In a decision dated January 9, 2018, published in the official journal, the CNIL (French Data Protection Authority) imposed a particularly severe penalty on the company Darty, ordering it to pay a fine of €100,000. The company was primarily accused of failing to adequately secure the data of customers who had submitted online after-sales service requests.
After filling out an after-sales service form, the appliance company’s official website displayed a hyperlink “corresponding to the request registration number,” the URL of which displayed the case number: http://darty.epticahosting.com/selfdarty/requests.do?id=XXX. By modifying the last variable, it was then possible to view the forms completed by other customers who had used the same form and all their associated personal data.
GDPR & Data Protection: Negligence in protecting customer data
Having been informed of this security incident in February 2017, the CNIL (French Data Protection Authority) conducted several online and on-site audits, confirming the aforementioned security flaws and allowing unrestricted access to all customer requests and data – 918,721 records in total. The accessible data included customers’ names, surnames, postal addresses, email addresses, and telephone numbers.
Noting the lack of corrective measures taken despite notification from the CNIL, sanction proceedings were initiated against the company “Etablissements Darty et Fils” for failing to meet its obligation to ensure the security of personal data. The restricted panel noted that “good practice in IT security would have consisted of disabling features or modules of a tool that were not used or necessary.”
The CNIL based its decision on Article 34 of the French Data Protection Act of 6 January 1978, which states that “the data controller is required to take all necessary precautions, in view of the nature of the data and the risks presented by the processing, to preserve the security of the data and, in particular, to prevent it from being distorted, damaged, or accessed by unauthorized third parties.”
Personal data: Software developed by a third party was the source of the vulnerability
This decision, which is subject to appeal before the Council of State, reveals the severity of the CNIL’s sanction in several ways.
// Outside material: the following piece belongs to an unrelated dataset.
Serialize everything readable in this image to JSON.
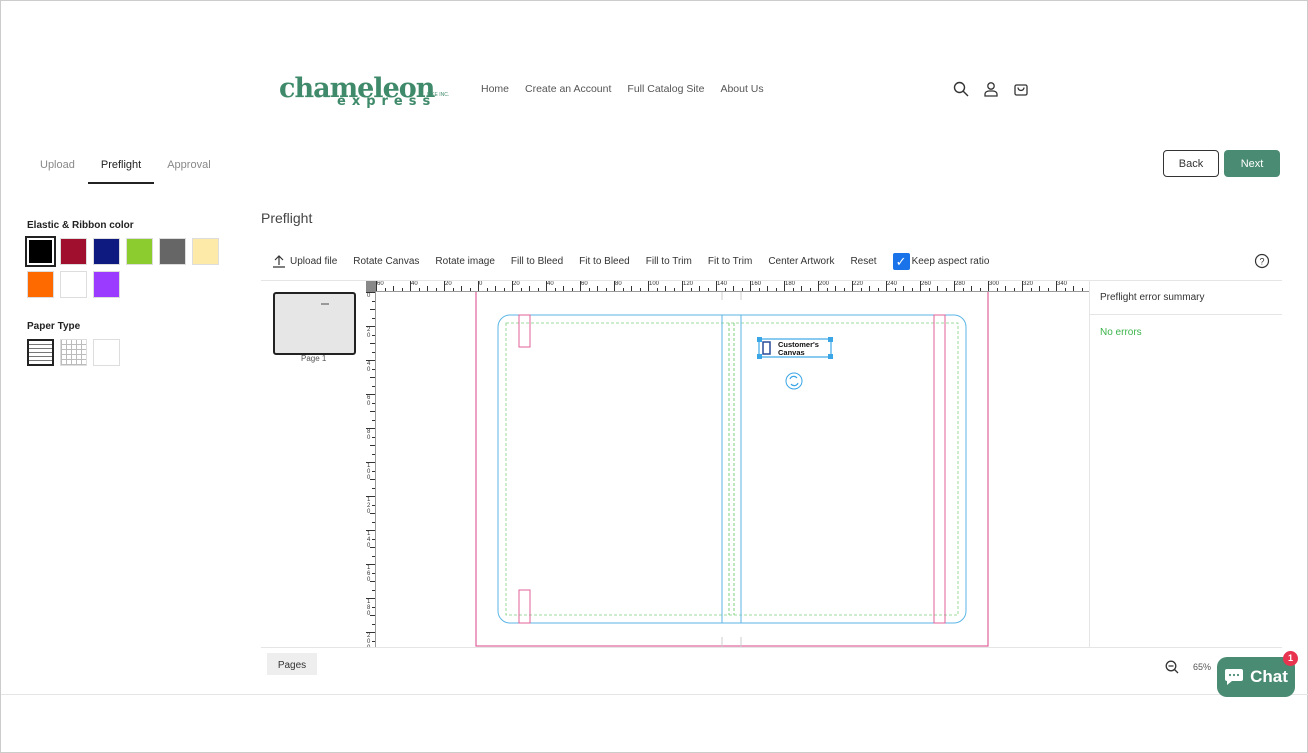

Firstly, the fact that the data was neither critical nor particularly sensitive highlights the general nature of data protection obligations. Secondly, the after-sales service request form, which was the source of the security breach, originated from a service provided by a third-party subcontractor.
Yet, the CNIL considered Darty, as the data controller, to be bound by the obligation to ensure the security of the data processed on its behalf, and required to ensure compliance with software configuration and security rules – “basic tests that must be carried out by an information systems security company” – as well as the regular review of the forms in question.
GDPR: Corporate accountability
The foundation of this decision lies in the Law for a Digital Republic of October 7, 2016, which significantly increased the CNIL’s (French Data Protection Authority) sanctioning powers through Articles 64 and 65. These articles allow the CNIL, in addition to issuing formal notices and injunctions, to impose financial penalties on companies, capped at three million euros.
The law specifies that the following factors are taken into account: the seriousness of the breach and the benefits derived; whether the breach was intentional or negligent; the measures taken by the data controller to mitigate the harm suffered by the data subjects; the degree of cooperation with the CNIL to remedy the breach and mitigate its potential negative effects; the categories of personal data concerned; and how the CNIL was notified of the breach.
Data protection: a major new challenge for companies
The first sanction based on the French Law for a Digital Republic, issued by the CNIL (French Data Protection Authority), came in July 2017 against Hertz for failing to meet its data security obligations within the framework of a subcontracting relationship, fining the company €40,000.
Following this decision, the sanction against Darty comes as the General Data Protection Regulation (GDPR) is set to enter into force on May 25, 2018, imposing new obligations and particularly severe penalties for businesses.
Among the new measures, the GDPR places particular emphasis on companies’ responsibility for data processing and protection, and their obligation to demonstrate their due diligence in controlling their users’ data. Article 33 of the GDPR thus generalizes the obligation to notify the competent supervisory authority of security breaches and imposes a new obligation to inform individuals affected by a breach of their personal data.
It is up to French companies to comply with the new data protection legislation as quickly as possible to avoid potentially severe penalties.